ARTIST'S STATEMENT


The Blob Files Project was inspired in part by a visit to Donald Judd’s studio in Marfa, TX and in part by a retrospective of Robert Smithson’s work at the Dallas Museum of Art.  In each case, what I had previously perceived of as dry conceptual blocks and mounds was instead revealed to be loaded with very humorous, optical manipulations. The sort of optical flipping that is common in a dyslexic experience. 
The Blob Files consist of units with each containing twelve 7”x 5” low relief sculpture panels sitting on three aluminum shelves. These panels are not sculptural objects but rather they capture the blank space around a sculptural object. Think of them like a photographic negative. They document the opposite of what is seen.
When installed, the Blob Files function like time-lapse photography; as the light changes throughout the day, the visual solidity of the Blob Files shifts.

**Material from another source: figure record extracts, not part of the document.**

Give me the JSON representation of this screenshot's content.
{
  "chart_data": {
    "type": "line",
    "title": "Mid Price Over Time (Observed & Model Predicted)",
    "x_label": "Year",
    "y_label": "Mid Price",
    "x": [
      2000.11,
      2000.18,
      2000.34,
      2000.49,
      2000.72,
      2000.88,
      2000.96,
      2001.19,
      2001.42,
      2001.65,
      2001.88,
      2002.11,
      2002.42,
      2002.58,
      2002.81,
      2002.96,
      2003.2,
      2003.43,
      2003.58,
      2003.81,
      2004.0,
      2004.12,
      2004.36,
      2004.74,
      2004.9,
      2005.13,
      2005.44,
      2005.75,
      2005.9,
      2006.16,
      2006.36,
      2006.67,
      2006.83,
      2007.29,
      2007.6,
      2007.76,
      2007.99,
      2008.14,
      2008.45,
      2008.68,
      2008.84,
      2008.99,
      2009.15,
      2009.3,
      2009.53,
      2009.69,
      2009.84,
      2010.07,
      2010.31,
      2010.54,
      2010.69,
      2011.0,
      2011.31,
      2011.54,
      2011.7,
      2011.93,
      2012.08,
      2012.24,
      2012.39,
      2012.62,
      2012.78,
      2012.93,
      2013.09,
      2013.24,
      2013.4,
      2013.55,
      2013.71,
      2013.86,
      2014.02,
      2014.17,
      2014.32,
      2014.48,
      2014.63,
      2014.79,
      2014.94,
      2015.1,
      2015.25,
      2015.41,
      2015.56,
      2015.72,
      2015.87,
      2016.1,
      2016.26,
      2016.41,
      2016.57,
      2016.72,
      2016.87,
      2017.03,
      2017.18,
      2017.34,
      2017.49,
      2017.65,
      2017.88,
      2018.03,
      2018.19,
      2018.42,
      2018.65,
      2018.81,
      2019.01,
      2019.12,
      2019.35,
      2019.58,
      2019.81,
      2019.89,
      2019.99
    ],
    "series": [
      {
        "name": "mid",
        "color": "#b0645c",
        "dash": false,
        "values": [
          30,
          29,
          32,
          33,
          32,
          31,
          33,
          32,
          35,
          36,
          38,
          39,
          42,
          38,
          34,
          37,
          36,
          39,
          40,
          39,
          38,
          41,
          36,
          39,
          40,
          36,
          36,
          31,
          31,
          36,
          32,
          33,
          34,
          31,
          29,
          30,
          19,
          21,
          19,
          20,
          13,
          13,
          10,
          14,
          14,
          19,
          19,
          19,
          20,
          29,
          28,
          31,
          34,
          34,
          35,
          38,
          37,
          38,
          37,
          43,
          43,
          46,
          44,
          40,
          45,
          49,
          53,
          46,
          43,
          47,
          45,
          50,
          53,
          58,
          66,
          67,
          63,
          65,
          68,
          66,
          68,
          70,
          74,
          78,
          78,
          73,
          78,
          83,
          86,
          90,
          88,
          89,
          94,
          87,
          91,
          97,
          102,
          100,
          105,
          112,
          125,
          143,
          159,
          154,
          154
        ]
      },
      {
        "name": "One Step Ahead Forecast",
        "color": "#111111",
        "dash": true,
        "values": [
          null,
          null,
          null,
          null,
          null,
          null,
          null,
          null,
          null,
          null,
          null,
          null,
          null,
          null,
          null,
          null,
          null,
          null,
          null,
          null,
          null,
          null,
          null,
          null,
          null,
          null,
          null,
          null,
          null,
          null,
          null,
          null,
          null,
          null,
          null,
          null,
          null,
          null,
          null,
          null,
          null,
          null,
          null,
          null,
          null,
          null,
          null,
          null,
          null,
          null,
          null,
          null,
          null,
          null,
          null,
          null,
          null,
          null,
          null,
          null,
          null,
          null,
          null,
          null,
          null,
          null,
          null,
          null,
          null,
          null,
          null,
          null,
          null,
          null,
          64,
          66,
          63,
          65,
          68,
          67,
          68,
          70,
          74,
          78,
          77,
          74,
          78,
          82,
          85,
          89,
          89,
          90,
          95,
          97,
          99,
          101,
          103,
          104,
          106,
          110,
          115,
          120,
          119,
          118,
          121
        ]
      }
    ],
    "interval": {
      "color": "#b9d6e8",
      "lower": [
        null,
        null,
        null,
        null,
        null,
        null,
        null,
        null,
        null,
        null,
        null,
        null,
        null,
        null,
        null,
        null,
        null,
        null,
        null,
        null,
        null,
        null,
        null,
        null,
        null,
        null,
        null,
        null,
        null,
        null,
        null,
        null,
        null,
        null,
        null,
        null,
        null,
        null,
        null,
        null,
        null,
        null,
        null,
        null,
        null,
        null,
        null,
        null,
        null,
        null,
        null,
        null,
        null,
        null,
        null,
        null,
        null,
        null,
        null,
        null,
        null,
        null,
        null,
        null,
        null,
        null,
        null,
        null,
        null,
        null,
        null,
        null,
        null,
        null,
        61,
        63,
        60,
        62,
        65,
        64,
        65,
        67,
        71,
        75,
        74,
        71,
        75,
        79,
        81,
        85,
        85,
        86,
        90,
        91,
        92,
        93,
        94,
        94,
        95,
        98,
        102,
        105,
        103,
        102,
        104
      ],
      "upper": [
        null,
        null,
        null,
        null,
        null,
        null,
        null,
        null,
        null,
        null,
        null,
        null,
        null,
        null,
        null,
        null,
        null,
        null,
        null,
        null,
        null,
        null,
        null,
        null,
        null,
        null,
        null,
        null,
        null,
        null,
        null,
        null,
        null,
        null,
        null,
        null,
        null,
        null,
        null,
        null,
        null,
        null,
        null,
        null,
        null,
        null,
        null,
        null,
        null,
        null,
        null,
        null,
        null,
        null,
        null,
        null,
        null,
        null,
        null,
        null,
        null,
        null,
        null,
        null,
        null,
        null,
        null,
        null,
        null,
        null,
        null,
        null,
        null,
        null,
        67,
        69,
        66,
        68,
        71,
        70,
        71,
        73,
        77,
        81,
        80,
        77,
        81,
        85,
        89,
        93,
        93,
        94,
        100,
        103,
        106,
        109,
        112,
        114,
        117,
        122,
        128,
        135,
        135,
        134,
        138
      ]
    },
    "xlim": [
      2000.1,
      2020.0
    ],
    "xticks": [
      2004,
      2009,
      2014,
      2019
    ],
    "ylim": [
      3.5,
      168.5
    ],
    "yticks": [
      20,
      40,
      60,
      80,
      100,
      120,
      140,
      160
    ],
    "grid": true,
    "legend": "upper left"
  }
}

In a low difffused light, the panels appear as pale drawings on flat white surfaces. As the room brightens the hollows create shadows, defining the viewers knowledge and response. In a stark, bright light from above, the contrast of shadow and light references a graphic quality suggestive of ink brush calligraphy.
The jewel occurs when the light is just right. The highlights and the shadows flip causing the hollow areas to become solid and the solid plains to become voids. Once the eye accepts that as the truth, the panels are transformed into specimen jars, each containing a strange object floating in an atmospheric void.
This flipping from one truth into the next is the targeted dyslexic effect.